Bath & Body Works beat Q1 expectations with adjusted EPS of $0.32 versus $0.29 consensus and revenue of $1.4 billion versus $1.36 billion, sending shares up about 15% premarket. However, sales still fell 3% year over year and Q2/full-year guidance remains cautious, with Q2 EPS of $0.20-$0.25 and full-year EPS of $2.40-$2.65, both implying continued declines in revenue. The company also announced CFO Eva Boratto will step down June 12, with Tom Javitch serving as interim CFO.

Analysis

The market is rewarding the cadence of stabilization, not the absolute level of performance. The key second-order readthrough is that a modest beat plus maintained full-year profitability suggests the brand is still generating enough cash to buy time for a reset, which matters more than near-term sales slippage in a high-multiple discretionary name. The CFO transition is the more important signal: in consumer turnarounds, finance leadership changes often precede either a more aggressive cost program or a strategic review, both of which can support the stock if execution stays intact. The bigger competitive implication is that BBWI’s pricing and merchandising actions may be working better than feared, which pressures adjacent mall and specialty retailers with similar traffic profiles.

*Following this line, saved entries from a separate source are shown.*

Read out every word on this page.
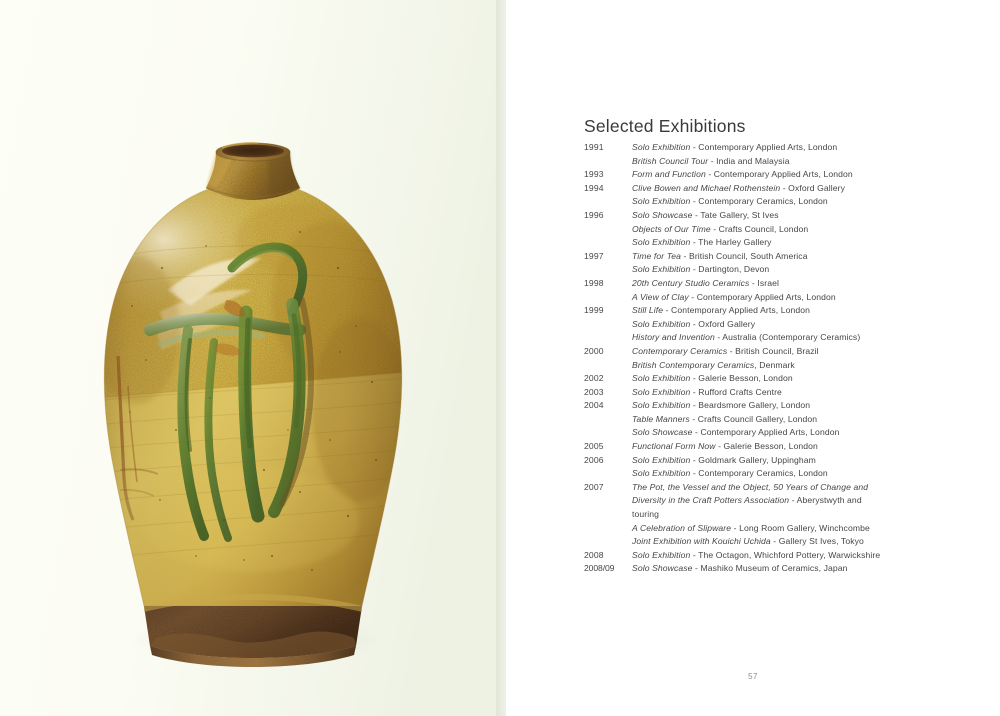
Selected Exhibitions
1991	Solo Exhibition - Contemporary Applied Arts, London
British Council Tour - India and Malaysia
1993	Form and Function - Contemporary Applied Arts, London
1994	Clive Bowen and Michael Rothenstein - Oxford Gallery
Solo Exhibition - Contemporary Ceramics, London
1996	Solo Showcase - Tate Gallery, St Ives
Objects of Our Time - Crafts Council, London
Solo Exhibition - The Harley Gallery
1997	Time for Tea - British Council, South America
Solo Exhibition - Dartington, Devon
1998	20th Century Studio Ceramics - Israel
A View of Clay - Contemporary Applied Arts, London
1999	Still Life - Contemporary Applied Arts, London
Solo Exhibition - Oxford Gallery
History and Invention - Australia (Contemporary Ceramics)
2000	Contemporary Ceramics - British Council, Brazil
British Contemporary Ceramics, Denmark
2002	Solo Exhibition - Galerie Besson, London
2003	Solo Exhibition - Rufford Crafts Centre
2004	Solo Exhibition - Beardsmore Gallery, London
Table Manners - Crafts Council Gallery, London
Solo Showcase - Contemporary Applied Arts, London
2005	Functional Form Now - Galerie Besson, London
2006	Solo Exhibition - Goldmark Gallery, Uppingham
Solo Exhibition - Contemporary Ceramics, London
2007	The Pot, the Vessel and the Object, 50 Years of Change and
Diversity in the Craft Potters Association - Aberystwyth and
touring
A Celebration of Slipware - Long Room Gallery, Winchcombe
Joint Exhibition with Kouichi Uchida - Gallery St Ives, Tokyo
2008	Solo Exhibition - The Octagon, Whichford Pottery, Warwickshire
2008/09	Solo Showcase - Mashiko Museum of Ceramics, Japan
57
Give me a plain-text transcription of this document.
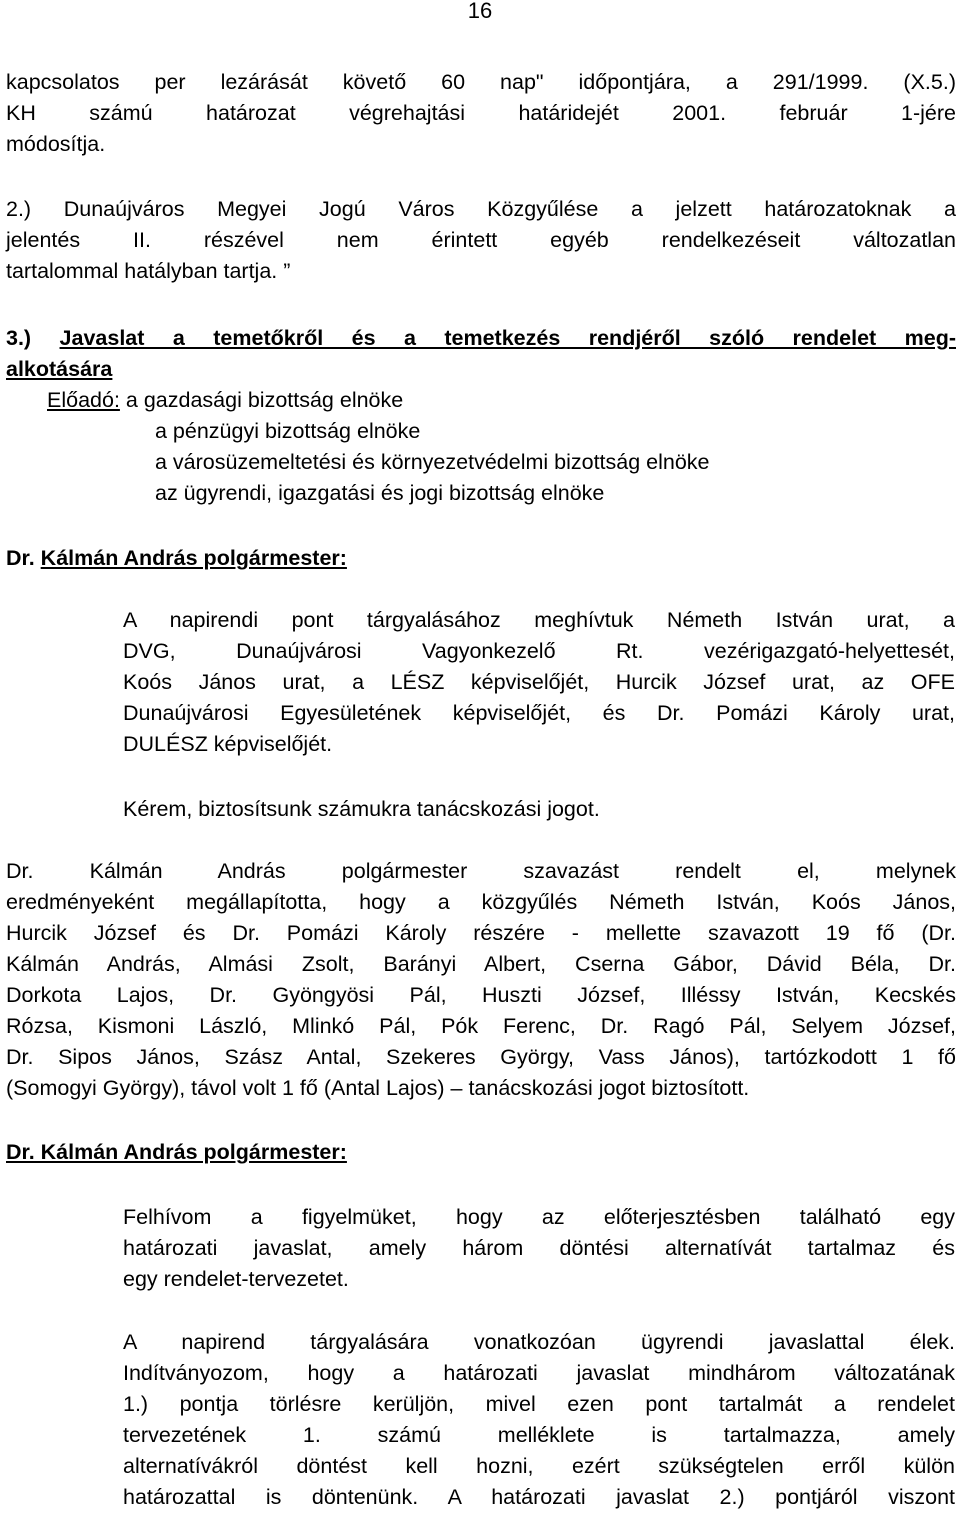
16
kapcsolatos per lezárását követő 60 nap" időpontjára, a 291/1999. (X.5.)
KH számú határozat végrehajtási határidejét 2001. február 1-jére
módosítja.
2.) Dunaújváros Megyei Jogú Város Közgyűlése a jelzett határozatoknak a
jelentés II. részével nem érintett egyéb rendelkezéseit változatlan
tartalommal hatályban tartja. ”
3.) Javaslat a temetőkről és a temetkezés rendjéről szóló rendelet meg-
alkotására
Előadó: a gazdasági bizottság elnöke
a pénzügyi bizottság elnöke
a városüzemeltetési és környezetvédelmi bizottság elnöke
az ügyrendi, igazgatási és jogi bizottság elnöke
Dr. Kálmán András polgármester:
A napirendi pont tárgyalásához meghívtuk Németh István urat, a
DVG, Dunaújvárosi Vagyonkezelő Rt. vezérigazgató-helyettesét,
Koós János urat, a LÉSZ képviselőjét, Hurcik József urat, az OFE
Dunaújvárosi Egyesületének képviselőjét, és Dr. Pomázi Károly urat,
DULÉSZ képviselőjét.
Kérem, biztosítsunk számukra tanácskozási jogot.
Dr. Kálmán András polgármester szavazást rendelt el, melynek
eredményeként megállapította, hogy a közgyűlés Németh István, Koós János,
Hurcik József és Dr. Pomázi Károly részére - mellette szavazott 19 fő (Dr.
Kálmán András, Almási Zsolt, Barányi Albert, Cserna Gábor, Dávid Béla, Dr.
Dorkota Lajos, Dr. Gyöngyösi Pál, Huszti József, Illéssy István, Kecskés
Rózsa, Kismoni László, Mlinkó Pál, Pók Ferenc, Dr. Ragó Pál, Selyem József,
Dr. Sipos János, Szász Antal, Szekeres György, Vass János), tartózkodott 1 fő
(Somogyi György), távol volt 1 fő (Antal Lajos) – tanácskozási jogot biztosított.
Dr. Kálmán András polgármester:
Felhívom a figyelmüket, hogy az előterjesztésben található egy
határozati javaslat, amely három döntési alternatívát tartalmaz és
egy rendelet-tervezetet.
A napirend tárgyalására vonatkozóan ügyrendi javaslattal élek.
Indítványozom, hogy a határozati javaslat mindhárom változatának
1.) pontja törlésre kerüljön, mivel ezen pont tartalmát a rendelet
tervezetének 1. számú melléklete is tartalmazza, amely
alternatívákról döntést kell hozni, ezért szükségtelen erről külön
határozattal is döntenünk. A határozati javaslat 2.) pontjáról viszont
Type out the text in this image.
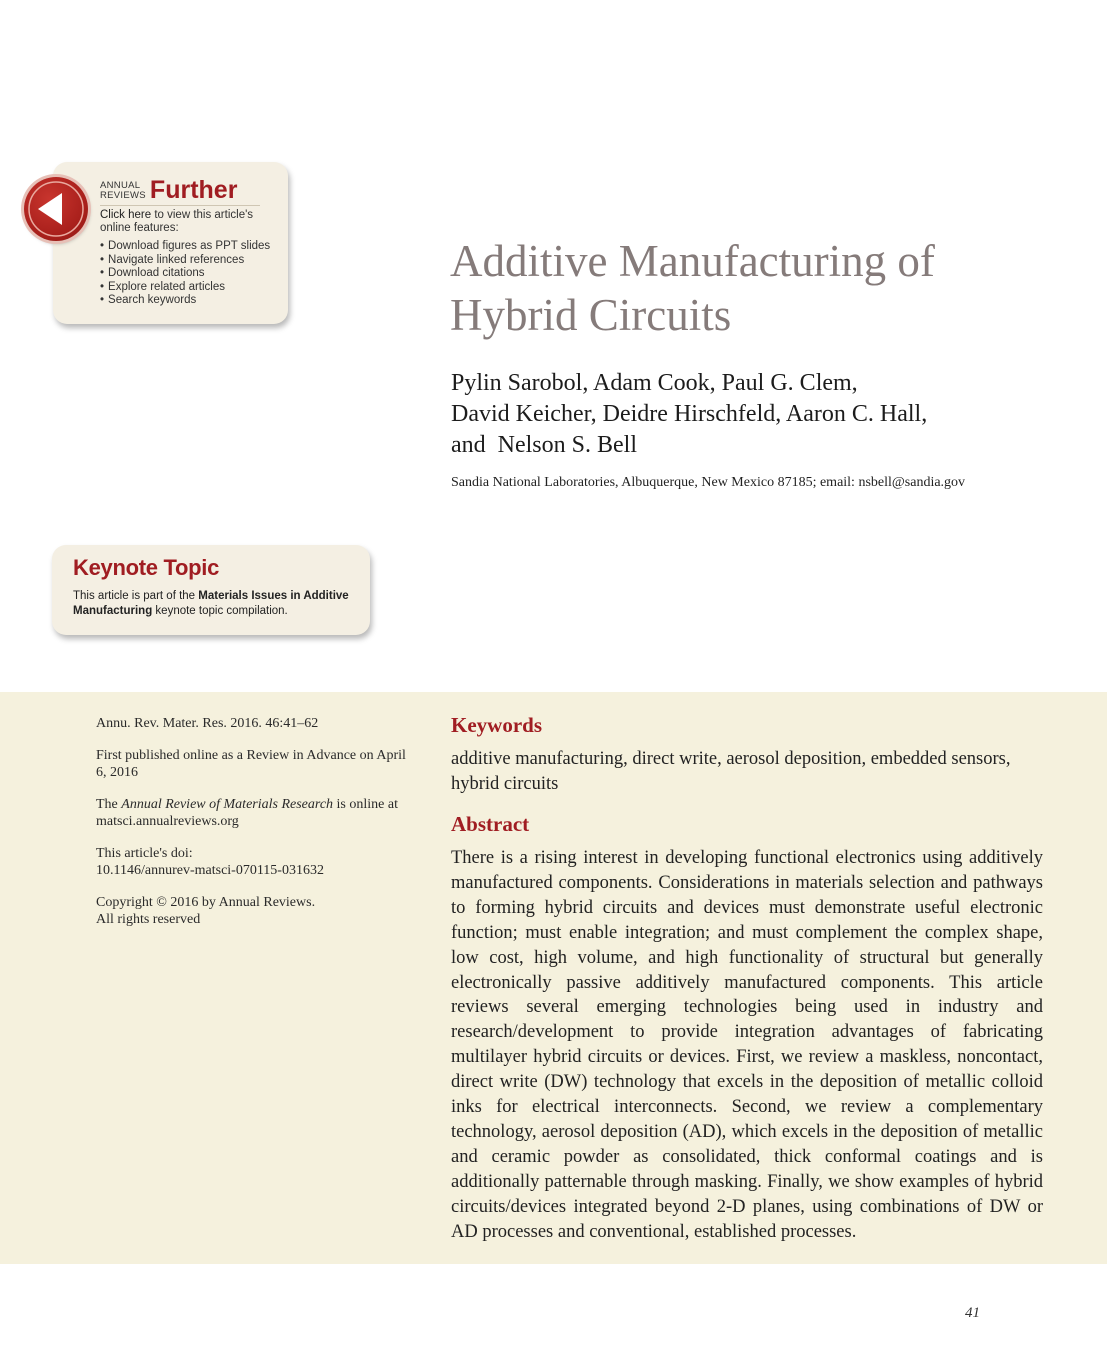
ANNUAL
REVIEWS Further
Click here to view this article's online features:
• Download figures as PPT slides
• Navigate linked references
• Download citations
• Explore related articles
• Search keywords
Additive Manufacturing of
Hybrid Circuits
Pylin Sarobol, Adam Cook, Paul G. Clem,
David Keicher, Deidre Hirschfeld, Aaron C. Hall,
and  Nelson S. Bell
Sandia National Laboratories, Albuquerque, New Mexico 87185; email: nsbell@sandia.gov
Keynote Topic
This article is part of the Materials Issues in Additive Manufacturing keynote topic compilation.

Annu. Rev. Mater. Res. 2016. 46:41–62

First published online as a Review in Advance on April 6, 2016

The Annual Review of Materials Research is online at matsci.annualreviews.org

This article's doi:
10.1146/annurev-matsci-070115-031632

Copyright © 2016 by Annual Reviews.
All rights reserved

Keywords
additive manufacturing, direct write, aerosol deposition, embedded sensors, hybrid circuits
Abstract
There is a rising interest in developing functional electronics using additively manufactured components. Considerations in materials selection and pathways to forming hybrid circuits and devices must demonstrate useful electronic function; must enable integration; and must complement the complex shape, low cost, high volume, and high functionality of structural but generally electronically passive additively manufactured components. This article reviews several emerging technologies being used in industry and research/development to provide integration advantages of fabricating multilayer hybrid circuits or devices. First, we review a maskless, noncontact, direct write (DW) technology that excels in the deposition of metallic colloid inks for electrical interconnects. Second, we review a complementary technology, aerosol deposition (AD), which excels in the deposition of metallic and ceramic powder as consolidated, thick conformal coatings and is additionally patternable through masking. Finally, we show examples of hybrid circuits/devices integrated beyond 2-D planes, using combinations of DW or AD processes and conventional, established processes.
41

If hero-category optimization is gaining traction, the next incremental winner is likely gross margin durability, not top-line acceleration, meaning competitors chasing traffic with discounting could lose operating leverage first. That creates a favorable setup for names with stronger balance sheets and cleaner inventory positions versus those still dependent on promotional traffic. The contrarian miss is that guidance is still pointing to a low-growth to negative-growth year, so this is not yet a fundamental inflection, just a de-risking of the downside. The stock can keep rerating for several weeks if management repeats the “early traction” narrative, but the move is vulnerable over 1-2 quarters if the consumer backdrop softens or if the CFO change creates execution noise. The most likely reversal catalyst is not one bad quarter, but evidence that the brand reset is improving sentiment without changing purchase frequency. On balance, this is a tradable relief rally rather than a clean long-term compounder re-entry. The setup favors tactical longs on weakness with defined risk, while anyone already long should treat the current bounce as an opportunity to reduce exposure into strength rather than chase a full position expansion.